10歳:「王都を歩こう(2)」
「毎度あり~」
「どもー。さて、こんな所かな」
代金を払って、紐で括って繋げられた干し肉を受け取る。これはジルへのお土産だ。
いくつか露店を見て回った結果、土いじりが好きなリックにはハーブの苗を、おしゃれに興味がでてきたリリアにはリボンを買って帰ることにした。
それほど大きな買い物はしなかったので、今日売り払った輝石の代金は、ほとんど残っている。
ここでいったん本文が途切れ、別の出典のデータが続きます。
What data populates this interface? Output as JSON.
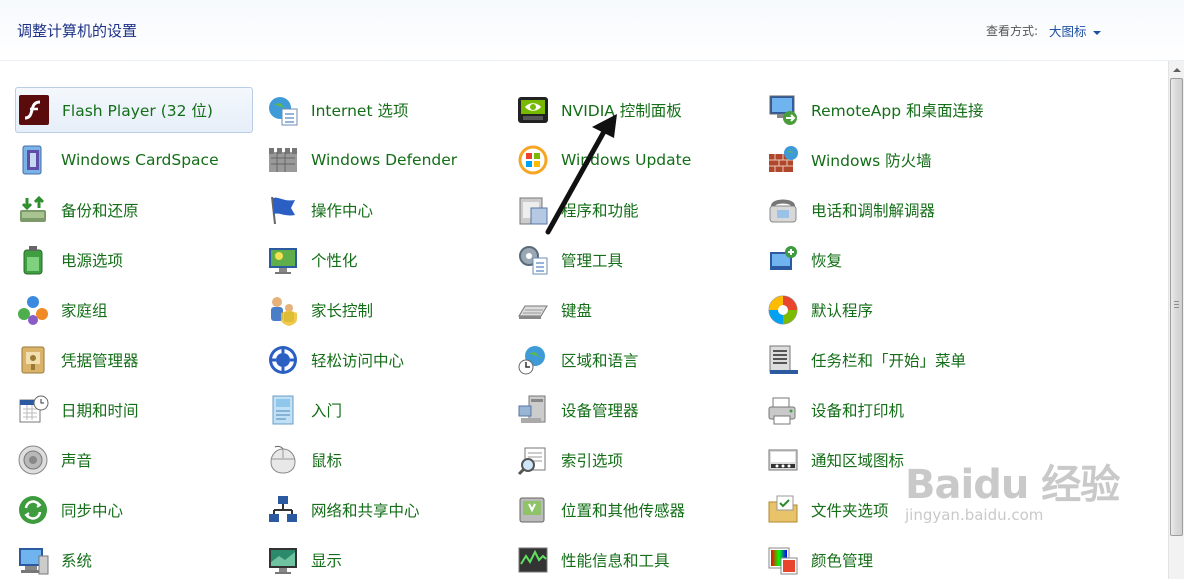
{
  "header": {
    "title": "调整计算机的设置",
    "view_by_label": "查看方式:",
    "view_by_value": "大图标"
  },
  "items": [
    [
      "Flash Player (32 位)",
      "Internet 选项",
      "NVIDIA 控制面板",
      "RemoteApp 和桌面连接"
    ],
    [
      "Windows CardSpace",
      "Windows Defender",
      "Windows Update",
      "Windows 防火墙"
    ],
    [
      "备份和还原",
      "操作中心",
      "程序和功能",
      "电话和调制解调器"
    ],
    [
      "电源选项",
      "个性化",
      "管理工具",
      "恢复"
    ],
    [
      "家庭组",
      "家长控制",
      "键盘",
      "默认程序"
    ],
    [
      "凭据管理器",
      "轻松访问中心",
      "区域和语言",
      "任务栏和「开始」菜单"
    ],
    [
      "日期和时间",
      "入门",
      "设备管理器",
      "设备和打印机"
    ],
    [
      "声音",
      "鼠标",
      "索引选项",
      "通知区域图标"
    ],
    [
      "同步中心",
      "网络和共享中心",
      "位置和其他传感器",
      "文件夹选项"
    ],
    [
      "系统",
      "显示",
      "性能信息和工具",
      "颜色管理"
    ]
  ],
  "icons": [
    [
      "flash-player-icon",
      "internet-options-icon",
      "nvidia-icon",
      "remoteapp-icon"
    ],
    [
      "cardspace-icon",
      "defender-icon",
      "windows-update-icon",
      "firewall-icon"
    ],
    [
      "backup-icon",
      "action-center-flag-icon",
      "programs-icon",
      "phone-modem-icon"
    ],
    [
      "power-icon",
      "personalization-icon",
      "admin-tools-icon",
      "recovery-icon"
    ],
    [
      "homegroup-icon",
      "parental-controls-icon",
      "keyboard-icon",
      "default-programs-icon"
    ],
    [
      "credential-icon",
      "ease-of-access-icon",
      "region-language-icon",
      "taskbar-icon"
    ],
    [
      "date-time-icon",
      "getting-started-icon",
      "device-manager-icon",
      "printer-icon"
    ],
    [
      "sound-icon",
      "mouse-icon",
      "indexing-icon",
      "notification-icon"
    ],
    [
      "sync-icon",
      "network-icon",
      "sensor-icon",
      "folder-icon"
    ],
    [
      "system-icon",
      "display-icon",
      "performance-icon",
      "color-management-icon"
    ]
  ],
  "selected_item": "Flash Player (32 位)",
  "colors": {
    "title": "#1e3287",
    "item_text": "#136e17",
    "link": "#1e50a2",
    "selection": "#e6eef8"
  },
  "watermark": {
    "logo": "Baidu 经验",
    "url": "jingyan.baidu.com"
  }
}
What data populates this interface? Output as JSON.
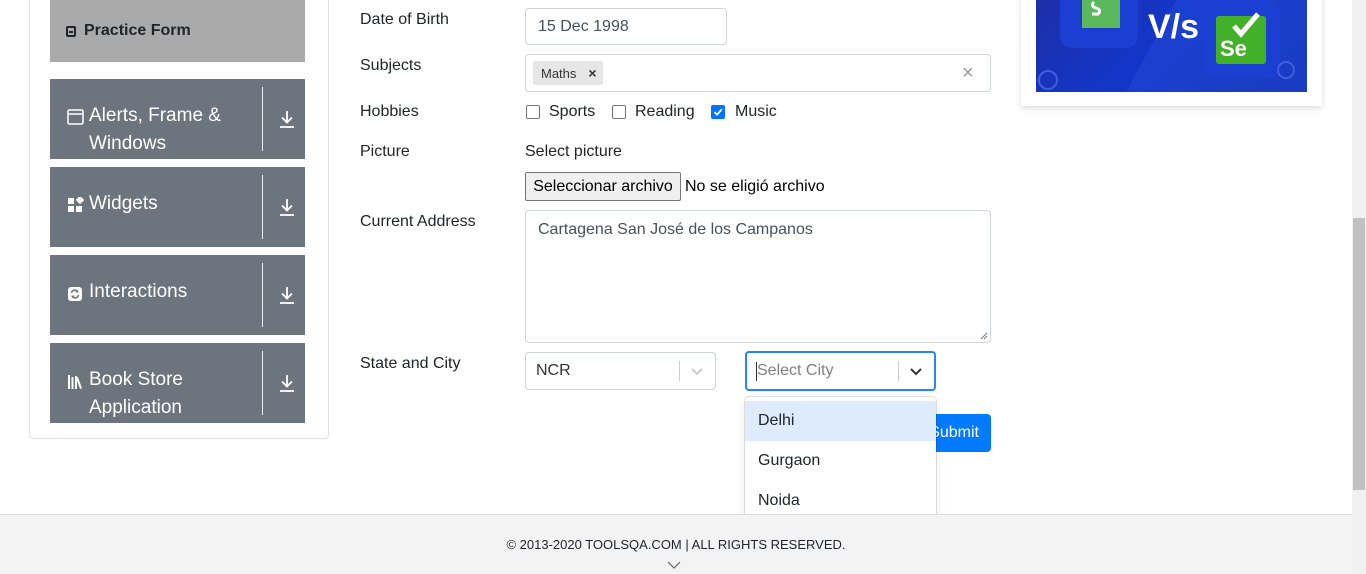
{
  "sidebar": {
    "practice_form": "Practice Form",
    "groups": [
      {
        "label": "Alerts, Frame & Windows",
        "line1": "Alerts, Frame &",
        "line2": "Windows"
      },
      {
        "label": "Widgets"
      },
      {
        "label": "Interactions"
      },
      {
        "label": "Book Store Application",
        "line1": "Book Store",
        "line2": "Application"
      }
    ]
  },
  "form": {
    "dob_label": "Date of Birth",
    "dob_value": "15 Dec 1998",
    "subjects_label": "Subjects",
    "subject_chip": "Maths",
    "chip_remove": "×",
    "subjects_clear": "×",
    "hobbies_label": "Hobbies",
    "hobbies": [
      {
        "label": "Sports",
        "checked": false
      },
      {
        "label": "Reading",
        "checked": false
      },
      {
        "label": "Music",
        "checked": true
      }
    ],
    "picture_label": "Picture",
    "select_picture": "Select picture",
    "file_button": "Seleccionar archivo",
    "file_status": "No se eligió archivo",
    "address_label": "Current Address",
    "address_value": "Cartagena San José de los Campanos",
    "state_city_label": "State and City",
    "state_value": "NCR",
    "city_placeholder": "Select City",
    "city_options": [
      "Delhi",
      "Gurgaon",
      "Noida"
    ],
    "submit_label": "Submit"
  },
  "footer": {
    "text": "© 2013-2020 TOOLSQA.COM | ALL RIGHTS RESERVED."
  },
  "colors": {
    "accent": "#007bff",
    "focus": "#2684ff",
    "sidebar_group": "#6c757d",
    "sidebar_active": "#aaaaaa",
    "ad_blue": "#1336c9"
  }
}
さて、そろそろ帰ろうかなと考えていると、見覚えのある耳と尻尾を見つけた。
「グイルさん、こんにちわ」
「ん? ……もしかして、ユリアちゃん?」
「正解です。よく分かりましたね?」
私の姿を見て一瞬悩むような顔をしたが、すぐに私だと分かったようだ。
「いや、雰囲気が全然違うから自信はなかったんだけど、声の質とかで何となくかな。
そんな格好をして何してるの?」
「お買い物とお散歩です。そういうグイルさんは? お仕事中ですか?」
グイルさんの服装は、旅行中のラフな格好とは違い、かっちりとした堅い感じの服を来ている。
多分、王国軍の制服、軍服ってヤツだろう。
「ああ、オレの方は巡回中でな。オレやハンス副長が所属する地軍は、こうした王都の治安維持も仕事の一環だから。
この付近は十二番隊の担当地区なんだ」
グイルさんて、口調や軍人をしている割には人の良さそうなオーラが出ているんだよな。大人しい大型犬というか
……あっ、犬のおまわりさん! 軍人とか警察官というより、おまわりさんだ!
個人的に、すごく納得してしまった。
「まぁ、ユリアちゃんなら大丈夫だとは思うが……裏通りとか、あんま危険な場所には行かないようにな。
いくら腕に自信があるといっても、まだまだ小さいんだし、それに“魔術”は秘密なんだろ?」
「もちろんです」
本当に心配そうな顔をされては、下手に反論もできない。
実は、グイルさんより私の方が強いんだけどな。
王都までの旅の途中に、ロイズさんの提案でグイルさんにも稽古の相手をしてもらったのだが、魔術なしで引き分けくらい、魔術ありなら私の圧勝だった。
前の屋敷では稽古の相手になるのが、ロイズさんとイアンしかいなかったから、今一分からなかったけど、私は新米の一般兵並には素でも戦えるようだ。
ちなみに、ハンスさんには魔術なしには勝てず、強化系の魔術を2つほど使って引き分けくらい。
ロイズさんとは、かなり卑怯っぽい魔術を使わない限り1撃も与えられないほどの実力差がある。
「あ、グイルさんこの格好の時に街でであったら、ケインと呼んで下さい」
「ケイン? ……了解。ケイン君は、これからどこに行くんだ?」
ノリがいいというか、子供のお遊びに付き合ってくれている感じか。
「ん、もう帰ろうかと思っていたところでした。それじゃあ、グイルさん、お仕事頑張って下さい」
「気を付けて帰るんだぞ」
そう告げて、グイルさんと別れようとした時、
「わっ!」「おっと」
「っと、お兄さんゴメンなさいー!」
私より少し小柄な少年とぶつかってしまい、倒れそうになった私をグイルさんが慌てて支えてくれた。
「ユ……じゃない、ケイン君、大丈夫か?」
「ええ、お蔭様で転ばずにすみました。ありがとうございます」
「怪我はなくてよかったけど、そうじゃなくて……今のってスリじゃ?」
「…………えっ? ああっ」
硬貨を入れた小袋が、ズボンのポケットから煙のようになくなっていた。